Grace Chan (Australian)

Grace Chan

Grace Chan is a speculative fiction writer. She has been shortlisted for the Aurealis Awards, Norma K. Hemming Award, and Viva la Novella. Her short fiction can be found in Clarkesworld, Going Down Swinging, Aurealis, and many other places. Her debut novel, Every Version of You, explores change, love, and loss through virtual reality and mind-uploading (Affirm Press, 2022). In her other life, she works as a psychiatrist.

Tom Rob Smith (International)

Tom Rob Smith

Tom Rob Smith is the author of the acclaimed Child 44 trilogy. Child 44 itself was a global publishing sensation, selling over two million copies. It was longlisted for the Man Booker Prize, shortlisted for the Costa First Novel Prize and won the CWA Steel Dagger Award and became a movie with Tom Hardy and Gary Oldman. Tom also writes for television and won a Writer's Guild Award for best adapted series and an Emmy and Golden Globe for best limited series with American Crime Story: The Assassination of Gianni Versace, his adaptation of Maureen Orth’s book Vulgar Favours. His latest novel, Cold People, has just been published.

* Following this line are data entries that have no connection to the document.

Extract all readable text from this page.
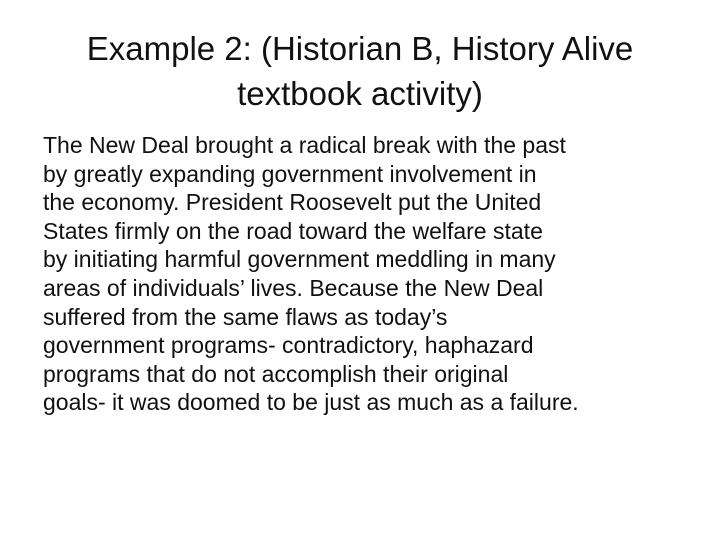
Example 2: (Historian B, History Alive
textbook activity)
The New Deal brought a radical break with the past
by greatly expanding government involvement in
the economy. President Roosevelt put the United
States firmly on the road toward the welfare state
by initiating harmful government meddling in many
areas of individuals’ lives. Because the New Deal
suffered from the same flaws as today’s
government programs- contradictory, haphazard
programs that do not accomplish their original
goals- it was doomed to be just as much as a failure.
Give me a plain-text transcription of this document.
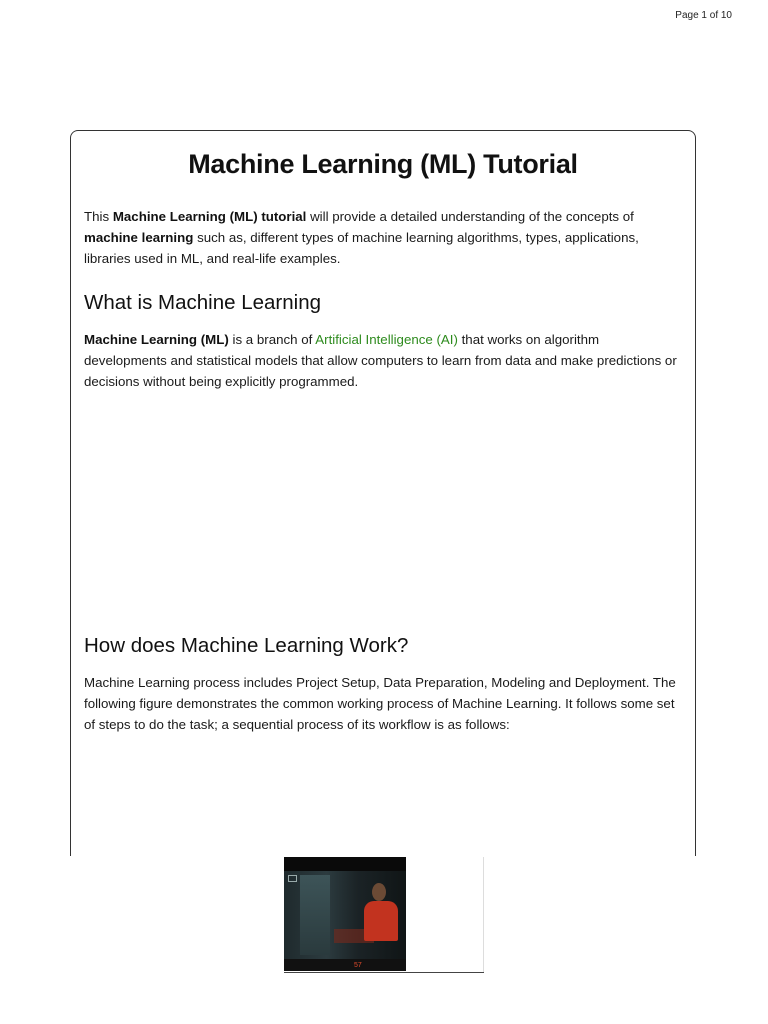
Page 1 of 10
Machine Learning (ML) Tutorial

This Machine Learning (ML) tutorial will provide a detailed understanding of the concepts of machine learning such as, different types of machine learning algorithms, types, applications, libraries used in ML, and real-life examples.

What is Machine Learning

Machine Learning (ML) is a branch of Artificial Intelligence (AI) that works on algorithm developments and statistical models that allow computers to learn from data and make predictions or decisions without being explicitly programmed.

How does Machine Learning Work?

Machine Learning process includes Project Setup, Data Preparation, Modeling and Deployment. The following figure demonstrates the common working process of Machine Learning. It follows some set of steps to do the task; a sequential process of its workflow is as follows:

57
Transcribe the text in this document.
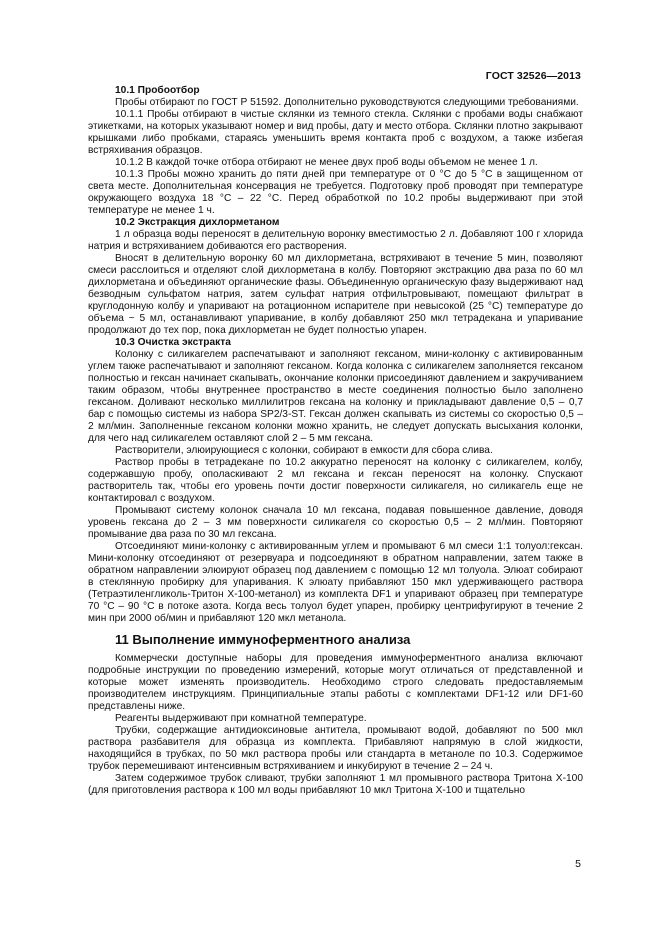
ГОСТ 32526—2013
10.1 Пробоотбор

Пробы отбирают по ГОСТ Р 51592. Дополнительно руководствуются следующими требованиями.

10.1.1 Пробы отбирают в чистые склянки из темного стекла. Склянки с пробами воды снабжают этикетками, на которых указывают номер и вид пробы, дату и место отбора. Склянки плотно закрывают крышками либо пробками, стараясь уменьшить время контакта проб с воздухом, а также избегая встряхивания образцов.

10.1.2 В каждой точке отбора отбирают не менее двух проб воды объемом не менее 1 л.

10.1.3 Пробы можно хранить до пяти дней при температуре от 0 °С до 5 °С в защищенном от света месте. Дополнительная консервация не требуется. Подготовку проб проводят при температуре окружающего воздуха 18 °С – 22 °С. Перед обработкой по 10.2 пробы выдерживают при этой температуре не менее 1 ч.

10.2 Экстракция дихлорметаном

1 л образца воды переносят в делительную воронку вместимостью 2 л. Добавляют 100 г хлорида натрия и встряхиванием добиваются его растворения.

Вносят в делительную воронку 60 мл дихлорметана, встряхивают в течение 5 мин, позволяют смеси расслоиться и отделяют слой дихлорметана в колбу. Повторяют экстракцию два раза по 60 мл дихлорметана и объединяют органические фазы. Объединенную органическую фазу выдерживают над безводным сульфатом натрия, затем сульфат натрия отфильтровывают, помещают фильтрат в круглодонную колбу и упаривают на ротационном испарителе при невысокой (25 °С) температуре до объема ~ 5 мл, останавливают упаривание, в колбу добавляют 250 мкл тетрадекана и упаривание продолжают до тех пор, пока дихлорметан не будет полностью упарен.

10.3 Очистка экстракта

Колонку с силикагелем распечатывают и заполняют гексаном, мини-колонку с активированным углем также распечатывают и заполняют гексаном. Когда колонка с силикагелем заполняется гексаном полностью и гексан начинает скапывать, окончание колонки присоединяют давлением и закручиванием таким образом, чтобы внутреннее пространство в месте соединения полностью было заполнено гексаном. Доливают несколько миллилитров гексана на колонку и прикладывают давление 0,5 – 0,7 бар с помощью системы из набора SP2/3-ST. Гексан должен скапывать из системы со скоростью 0,5 – 2 мл/мин. Заполненные гексаном колонки можно хранить, не следует допускать высыхания колонки, для чего над силикагелем оставляют слой 2 – 5 мм гексана.

Растворители, элюирующиеся с колонки, собирают в емкости для сбора слива.

Раствор пробы в тетрадекане по 10.2 аккуратно переносят на колонку с силикагелем, колбу, содержавшую пробу, ополаскивают 2 мл гексана и гексан переносят на колонку. Спускают растворитель так, чтобы его уровень почти достиг поверхности силикагеля, но силикагель еще не контактировал с воздухом.

Промывают систему колонок сначала 10 мл гексана, подавая повышенное давление, доводя уровень гексана до 2 – 3 мм поверхности силикагеля со скоростью 0,5 – 2 мл/мин. Повторяют промывание два раза по 30 мл гексана.

Отсоединяют мини-колонку с активированным углем и промывают 6 мл смеси 1:1 толуол:гексан. Мини-колонку отсоединяют от резервуара и подсоединяют в обратном направлении, затем также в обратном направлении элюируют образец под давлением с помощью 12 мл толуола. Элюат собирают в стеклянную пробирку для упаривания. К элюату прибавляют 150 мкл удерживающего раствора (Тетраэтиленгликоль-Тритон Х-100-метанол) из комплекта DF1 и упаривают образец при температуре 70 °С – 90 °С в потоке азота. Когда весь толуол будет упарен, пробирку центрифугируют в течение 2 мин при 2000 об/мин и прибавляют 120 мкл метанола.

11 Выполнение иммуноферментного анализа

Коммерчески доступные наборы для проведения иммуноферментного анализа включают подробные инструкции по проведению измерений, которые могут отличаться от представленной и которые может изменять производитель. Необходимо строго следовать предоставляемым производителем инструкциям. Принципиальные этапы работы с комплектами DF1-12 или DF1-60 представлены ниже.

Реагенты выдерживают при комнатной температуре.

Трубки, содержащие антидиоксиновые антитела, промывают водой, добавляют по 500 мкл раствора разбавителя для образца из комплекта. Прибавляют напрямую в слой жидкости, находящийся в трубках, по 50 мкл раствора пробы или стандарта в метаноле по 10.3. Содержимое трубок перемешивают интенсивным встряхиванием и инкубируют в течение 2 – 24 ч.

Затем содержимое трубок сливают, трубки заполняют 1 мл промывного раствора Тритона Х-100 (для приготовления раствора к 100 мл воды прибавляют 10 мкл Тритона Х-100 и тщательно

5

Beejay Silcox (Australian)

Beejay Silcox

Beejay Silcox is a writer and critic currently based in Canberra. Her reviews and cultural commentary regularly appear in national arts publications, and are increasingly finding an international audience. Beejay has stories to tell. She's been kicked in the head by a mountain gorilla, blessed by a voodoo priest and stuck in quicksand; she eloped to Las Vegas, and drove to Timbuktu in a car held together with a bra-strap.